Correctness Claim, Corrected

Instead of doing induction on the length of the list, do induction on the length of the search window!

\(P(n)\): For all lists \(l \in \texttt{List}[\mathbb{N}]\) and \(t \in \mathbb{N}\), if \(b-a = n\), then \(\texttt{binsearch}(l, t, a, b)\) returns \(\texttt{None}\) if \(t\) is not in \(l[a:b]\) and the index of \(t\) in \(l\) otherwise.

Claim: \(\forall n\in \mathbb{N}. P(n)\).

Solution

Base Case. Let \(l\) be any list and \(t\) suppose \(b - a = 0\). Then \(l[a:b] = []\), so \(t\) can is not in \(l\) and we expect the algorithm to return \(\texttt{None}\).

Indeed, since \(\texttt{b == a}\), the first if check passes and \(\texttt{binsearch}(l, t, a, b)\) returns \(\texttt{None}\).

Inductive Step.

Let \(k \in \mathbb{N}\) with \(k \geq 1\), and assume for all \(i \in \mathbb{N}\), \(i < k\), \(P(i)\). We’ll show \(P(k)\). Let \(l \in \texttt{List}[\mathbb{N}]\) be a sorted list, and \(t, a, b, \in \mathbb{N}\) such that \(b - a = k\).

We’ll show that \(\texttt{binsearch}(l, t, a, b)\) returns \(\texttt{None}\) if \(t\) is not in \(l[a:b]\) and the index of \(t\) in \(l\) otherwise

Since \(b - a = k \geq 1\), the first if check fails. Let \(m = \texttt{(a + b)//2} = \left\lfloor (a + b)/2 \right\rfloor\). There are then 3 cases.

l[m] == t

In this case, the algorithm returns \(m\), which is the index of \(t\) in \(l\).

To prove the exact form of the statement, we need to check that \(l[m] = t\) is actually in \(l[a: b]\). I.e. that \(a \leq m \leq b-1\).

We have \[ \begin{align*} m & = \left\lfloor (a + b)/2 \right\rfloor \\ & \geq \left\lfloor (2a + 1)/2 \right\rfloor & (b - a \geq 1) \\ & \geq \left\lfloor a + (1/2) \right\rfloor \\ & \geq a \end{align*} \]

On the other side, we have

\[ \begin{align*} m & = \left\lfloor (a + b)/2 \right\rfloor \\ & \leq \left\lfloor (2b - 1)/2 \right\rfloor & (b - a \geq 1) \\ & \leq \left\lfloor b - (1/2) \right\rfloor \\ & = b-1 \end{align*} \]

l[m] < t

Since \(l\) is sorted and \(t\) is greater than the \(l[m]\), if \(t\) is to be in \(l[a:b]\), it must have an index greater than \(m\). So \(\texttt{binsearch}(l, t, a, b) = \texttt{binsearch}(l,t, m+1, b)\).
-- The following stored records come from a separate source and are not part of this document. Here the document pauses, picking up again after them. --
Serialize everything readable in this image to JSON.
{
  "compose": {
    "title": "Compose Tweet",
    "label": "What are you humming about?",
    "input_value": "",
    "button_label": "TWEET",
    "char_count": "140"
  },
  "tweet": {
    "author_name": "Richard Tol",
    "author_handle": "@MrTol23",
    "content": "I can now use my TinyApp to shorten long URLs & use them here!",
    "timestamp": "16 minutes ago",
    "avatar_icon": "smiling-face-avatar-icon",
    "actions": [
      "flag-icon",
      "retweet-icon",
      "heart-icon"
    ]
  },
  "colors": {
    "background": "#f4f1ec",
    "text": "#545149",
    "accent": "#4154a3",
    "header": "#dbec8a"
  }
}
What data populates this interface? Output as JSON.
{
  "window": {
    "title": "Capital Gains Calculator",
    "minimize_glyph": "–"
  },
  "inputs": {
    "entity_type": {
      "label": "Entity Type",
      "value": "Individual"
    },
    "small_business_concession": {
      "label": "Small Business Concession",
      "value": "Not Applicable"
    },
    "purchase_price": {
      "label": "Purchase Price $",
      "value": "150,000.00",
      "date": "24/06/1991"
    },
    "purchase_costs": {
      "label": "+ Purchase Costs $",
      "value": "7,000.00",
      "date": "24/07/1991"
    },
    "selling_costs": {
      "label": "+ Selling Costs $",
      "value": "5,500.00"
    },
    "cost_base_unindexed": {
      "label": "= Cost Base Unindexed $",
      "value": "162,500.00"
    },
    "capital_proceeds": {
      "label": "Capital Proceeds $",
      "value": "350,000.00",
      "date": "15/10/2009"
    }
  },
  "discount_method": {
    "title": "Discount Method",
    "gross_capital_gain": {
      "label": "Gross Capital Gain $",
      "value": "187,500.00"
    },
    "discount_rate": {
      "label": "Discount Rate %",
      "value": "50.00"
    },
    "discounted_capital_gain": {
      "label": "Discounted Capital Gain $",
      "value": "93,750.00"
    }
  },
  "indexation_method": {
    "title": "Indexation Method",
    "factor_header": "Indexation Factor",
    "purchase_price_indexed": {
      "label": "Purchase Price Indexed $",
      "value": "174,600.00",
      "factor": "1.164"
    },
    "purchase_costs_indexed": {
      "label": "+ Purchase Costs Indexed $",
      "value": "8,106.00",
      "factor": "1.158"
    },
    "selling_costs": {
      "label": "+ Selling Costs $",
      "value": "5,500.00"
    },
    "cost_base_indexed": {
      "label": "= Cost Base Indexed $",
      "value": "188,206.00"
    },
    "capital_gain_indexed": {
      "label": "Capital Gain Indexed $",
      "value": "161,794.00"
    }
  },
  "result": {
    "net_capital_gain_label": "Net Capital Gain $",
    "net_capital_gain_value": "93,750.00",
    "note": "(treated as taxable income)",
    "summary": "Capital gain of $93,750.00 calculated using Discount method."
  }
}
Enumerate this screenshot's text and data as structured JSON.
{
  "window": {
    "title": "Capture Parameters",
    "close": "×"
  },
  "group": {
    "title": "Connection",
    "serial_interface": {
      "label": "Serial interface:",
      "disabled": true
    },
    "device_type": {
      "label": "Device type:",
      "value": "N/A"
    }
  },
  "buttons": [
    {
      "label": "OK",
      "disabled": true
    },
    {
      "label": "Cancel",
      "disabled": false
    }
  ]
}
We claim that our inductive hypothesis applies to \(\texttt{binsearch}(l, t, m+1, b)\). We just need to show \(b-(m+1) < k\).

WTS: \(b-(m+1) \leq k\). From the previous part, we know that \(m \geq a\).

l[m] > t

Since \(l\) is sorted and \(t\) is less than the \(l[m]\), if \(t\) is to be in \(l[a:b]\), it must have an index less than \(m\). So \(\texttt{binsearch}(l, t, a, b) = \texttt{binsearch}(l,t, a, m)\).

We claim that our inductive hypothesis applies to \(\texttt{binsearch}(l, t, a, m)\). We need to show \(m-a \leq k\).

WTS: \(m-a \leq k\). From the previous part, we have \(m \leq b - 1\).

Then \(m - a \leq b-1-a \leq k-1\), so the inductive hypothesis holds for \(\texttt{binsearch}(l, t, a, m)\), and we are done!